На первый взгляд, немецкие трейдеры по облигациям в IKB были похожи на безумцев, которые делали глупые ставки на Citigroup, Merrill Lynch и Morgan Stanley. На самом же деле они вели совершенно иную игру. Американские трейдеры на рынке облигаций, вероятно, потопили свои фирмы из-за того, что закрывали глаза на риски, присущие низкокачественным облигациям, но попутно они сколотили себе состояние, и к ответу их, по большей части, не призвали. Им платили за то, что они подвергали свои фирмы риску, и поэтому трудно сказать, делали ли они это намеренно или нет. Немецким трейдерам по облигациям платили примерно по $100 000 в год плюс бонус максимум $50 000. Как правило, немецким банкирам платили гроши за принятие риска, который потопил их банки, и это убедительно доказывает, что они действительно не ведали, что творят.

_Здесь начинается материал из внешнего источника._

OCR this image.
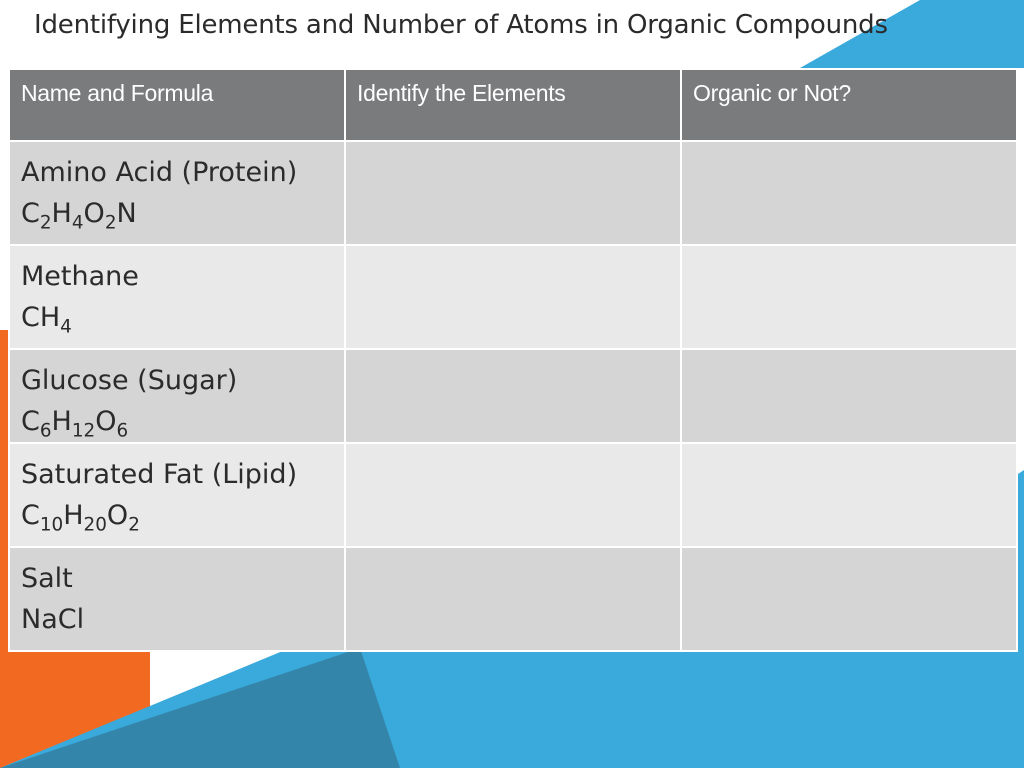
Identifying Elements and Number of Atoms in Organic Compounds
Name and Formula	Identify the Elements	Organic or Not?

Amino Acid (Protein)
$C_2H_4O_2N$		

Methane
$CH_4$

Glucose (Sugar)
$C_6H_{12}O_6$

Saturated Fat (Lipid)
$C_{10}H_{20}O_2$

Salt
NaCl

Но – странная вещь – в отличие от американских банкиров, немецкая общественность считает их мошенниками. Бывший генеральный директор IKB Штефан Ортзайфен был приговорен к тюремному заключению (условно), и банк потребовал от него вернуть зарплату в размере €805 000.
У Дирка Ретига была возможность вблизи наблюдать не только деятельность IKB, но и поведение его подражателей, группу немецких государственных банков Landesbanks. И, по его мнению, в современной финансовой системе существует коварная граница между англо-американскими и немецкими банкирами. «Довольно сильно ощущалось меж-культурное непонимание, – говорит он, с увлечением принимаясь за омара. – Этих банкиров никогда не баловали продавцы с Уолл-стрит. А тут появляется некто с платиновой кредиткой American Express, и этот господин может пригласить их на Гранпри в Монако и в другие подобные места. Он ничем не ограничен. Банкиры из Landesbanks были самыми неинтересными в Германии и никогда не пользовались таким вниманием. И вдруг появляется один умник из Merrill Lynch и начинает обхаживать их. Они подумали: “О, да мы ему нравимся!”» Затем заканчивает мысль: «Американские торговцы куда хитрее европейских. Они очень хорошие актеры».
В сущности, по словам Ретига, немцы исключали возможность того, что американцы играют не совсем по официальным правилам. Немцы понимали правила буквально: они изучали историю облигаций с рейтингом ААА и принимали на веру официальную версию о том, что облигации с рейтингом ААА абсолютно безрисковые.